Would it not be best to use something like Unity Machine Learning to create the 2D world and then control the agent with an HTM based model?

They make the building of virtual world’s with actions and rules easy, they expose the outputs and take in actions.

I have been studying up on HTM since I wanted to start a UnityAI agent based project based on HTM. Very glad that the community is also starting down the agent route now.


Unity seems to be all about c#/dot net.
If you are wanting to stay with that there are some HTM tool that are written that way.
Please see:


Proposal is not to code HTM in Unity / C#.

Only contribution from Unity side is to easily create game environments and controlling agents in such an environment.

They have a Python API - so the “brain” can be external. Any bits of C# script would only be needed
for setting up the 2D environment.

They output “sensor” data to the Python API and accept actions - the API also allows some control of the Unity game environment.

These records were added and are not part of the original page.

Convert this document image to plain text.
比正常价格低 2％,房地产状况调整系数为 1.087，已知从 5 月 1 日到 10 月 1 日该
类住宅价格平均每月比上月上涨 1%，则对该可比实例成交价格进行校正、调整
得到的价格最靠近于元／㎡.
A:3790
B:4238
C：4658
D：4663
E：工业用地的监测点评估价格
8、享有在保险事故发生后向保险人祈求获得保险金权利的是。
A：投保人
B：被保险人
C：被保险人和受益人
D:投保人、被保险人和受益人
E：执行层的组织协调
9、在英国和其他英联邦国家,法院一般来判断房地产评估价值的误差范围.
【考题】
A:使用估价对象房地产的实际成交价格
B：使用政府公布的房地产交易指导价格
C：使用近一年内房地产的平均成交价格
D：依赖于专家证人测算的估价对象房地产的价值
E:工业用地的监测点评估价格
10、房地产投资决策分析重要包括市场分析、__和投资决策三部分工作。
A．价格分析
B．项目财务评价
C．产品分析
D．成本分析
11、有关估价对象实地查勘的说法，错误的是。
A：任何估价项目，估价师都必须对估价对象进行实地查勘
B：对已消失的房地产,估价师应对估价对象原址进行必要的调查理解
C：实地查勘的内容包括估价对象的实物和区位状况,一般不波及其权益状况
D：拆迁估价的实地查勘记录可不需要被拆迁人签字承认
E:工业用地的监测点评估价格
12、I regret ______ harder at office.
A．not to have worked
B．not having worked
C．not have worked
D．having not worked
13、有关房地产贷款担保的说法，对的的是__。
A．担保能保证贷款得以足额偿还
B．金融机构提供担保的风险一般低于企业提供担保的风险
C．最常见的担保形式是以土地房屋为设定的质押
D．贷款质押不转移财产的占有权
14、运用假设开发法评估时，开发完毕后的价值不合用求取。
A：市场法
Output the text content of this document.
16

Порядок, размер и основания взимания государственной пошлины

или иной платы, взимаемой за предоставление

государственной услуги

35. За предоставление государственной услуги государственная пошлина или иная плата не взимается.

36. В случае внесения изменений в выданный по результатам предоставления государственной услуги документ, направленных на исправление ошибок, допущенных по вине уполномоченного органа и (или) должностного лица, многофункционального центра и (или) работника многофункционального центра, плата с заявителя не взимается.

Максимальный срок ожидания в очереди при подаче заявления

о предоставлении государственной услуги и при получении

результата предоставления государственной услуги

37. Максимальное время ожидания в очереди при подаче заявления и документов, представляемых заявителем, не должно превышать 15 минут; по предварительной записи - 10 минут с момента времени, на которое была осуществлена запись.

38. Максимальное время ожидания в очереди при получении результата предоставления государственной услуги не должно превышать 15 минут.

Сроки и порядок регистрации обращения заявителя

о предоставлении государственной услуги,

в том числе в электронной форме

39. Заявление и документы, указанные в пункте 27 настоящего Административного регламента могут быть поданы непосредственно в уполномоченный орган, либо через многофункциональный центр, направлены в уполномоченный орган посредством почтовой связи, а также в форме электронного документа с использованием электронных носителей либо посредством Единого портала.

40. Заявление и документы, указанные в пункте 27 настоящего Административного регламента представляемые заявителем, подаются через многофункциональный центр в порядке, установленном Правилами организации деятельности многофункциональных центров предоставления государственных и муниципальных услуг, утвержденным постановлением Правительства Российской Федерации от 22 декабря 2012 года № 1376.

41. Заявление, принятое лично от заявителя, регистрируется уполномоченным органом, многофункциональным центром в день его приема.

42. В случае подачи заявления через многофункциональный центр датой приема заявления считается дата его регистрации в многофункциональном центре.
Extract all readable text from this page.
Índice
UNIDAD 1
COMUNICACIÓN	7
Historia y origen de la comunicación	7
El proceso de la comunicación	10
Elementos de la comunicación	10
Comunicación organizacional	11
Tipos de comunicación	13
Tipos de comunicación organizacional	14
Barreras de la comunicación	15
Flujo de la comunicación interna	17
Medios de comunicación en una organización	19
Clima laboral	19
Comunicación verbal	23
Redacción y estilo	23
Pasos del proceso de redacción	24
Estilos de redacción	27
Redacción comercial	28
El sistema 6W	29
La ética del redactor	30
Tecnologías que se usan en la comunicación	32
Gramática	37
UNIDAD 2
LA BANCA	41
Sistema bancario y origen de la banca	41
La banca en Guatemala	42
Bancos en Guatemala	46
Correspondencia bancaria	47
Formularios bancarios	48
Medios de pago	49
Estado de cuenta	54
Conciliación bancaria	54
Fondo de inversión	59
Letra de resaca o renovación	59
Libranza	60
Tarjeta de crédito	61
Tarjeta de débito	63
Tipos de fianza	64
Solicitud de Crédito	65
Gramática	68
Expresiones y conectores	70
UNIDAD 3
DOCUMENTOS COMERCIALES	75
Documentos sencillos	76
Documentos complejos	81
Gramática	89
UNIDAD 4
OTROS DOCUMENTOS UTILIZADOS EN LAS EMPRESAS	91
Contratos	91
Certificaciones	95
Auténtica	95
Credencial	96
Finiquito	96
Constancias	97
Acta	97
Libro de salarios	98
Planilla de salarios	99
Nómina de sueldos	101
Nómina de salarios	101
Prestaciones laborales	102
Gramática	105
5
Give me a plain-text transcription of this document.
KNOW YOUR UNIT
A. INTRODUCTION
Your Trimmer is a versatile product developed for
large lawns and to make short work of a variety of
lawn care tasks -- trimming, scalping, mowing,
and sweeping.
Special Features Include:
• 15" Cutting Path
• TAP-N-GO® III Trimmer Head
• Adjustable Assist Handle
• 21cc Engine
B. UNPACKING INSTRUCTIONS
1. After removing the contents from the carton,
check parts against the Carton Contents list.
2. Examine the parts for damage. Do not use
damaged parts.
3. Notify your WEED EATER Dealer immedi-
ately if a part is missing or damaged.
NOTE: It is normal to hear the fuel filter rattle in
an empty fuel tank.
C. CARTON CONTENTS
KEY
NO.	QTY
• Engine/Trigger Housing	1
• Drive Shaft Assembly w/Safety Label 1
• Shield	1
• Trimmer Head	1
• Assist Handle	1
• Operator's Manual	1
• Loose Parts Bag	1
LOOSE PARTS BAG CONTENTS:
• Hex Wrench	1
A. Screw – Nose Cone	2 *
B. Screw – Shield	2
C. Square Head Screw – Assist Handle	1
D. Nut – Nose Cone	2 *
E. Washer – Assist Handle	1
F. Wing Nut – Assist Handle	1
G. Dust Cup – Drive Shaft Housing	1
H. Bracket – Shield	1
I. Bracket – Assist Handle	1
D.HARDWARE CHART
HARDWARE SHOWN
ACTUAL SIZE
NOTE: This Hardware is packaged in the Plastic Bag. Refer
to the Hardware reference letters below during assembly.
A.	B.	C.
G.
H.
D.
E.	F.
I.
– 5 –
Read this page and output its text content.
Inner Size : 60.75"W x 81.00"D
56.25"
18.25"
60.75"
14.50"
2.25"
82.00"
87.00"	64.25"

I’m not sure how important it is to choose a game environment here. In fact, we may be adding bloat by doing so. I mean, this took me nine lines of code:


from opensimplex import OpenSimplex
tmp = OpenSimplex()

img = np.zeros((300, 300, 3))

it = np.nditer(img, flags=['multi_index'])
while not it.finished:
    x, y, c = it.multi_index
    img[x, y, :] = 1.0 if tmp.noise2d(x/100.0, y/100.0) > 0.0 else 0.0


There’s also a cv2.setMouseCallback function if you want to add interaction. And you can just load an image in.

Conway’s game of life took 16 lines to code. https://github.com/SimLeek/cv_pubsubs/blob/master/tests/test_sub_win.py#L111


I pretty much followed this kind of approach on a previous Unity project I had going on 3d maze navigation.

I was compiling to webgl so it would run in the browser, and using HTM.js as the HTM implementation. I was passing vision bitmaps and navigation commands back and forth over a fairly simple bridge, the C# side was just handling screenshot encoding and firing movement vectors.

If there’s any interest in this approach I can probably dig up the code.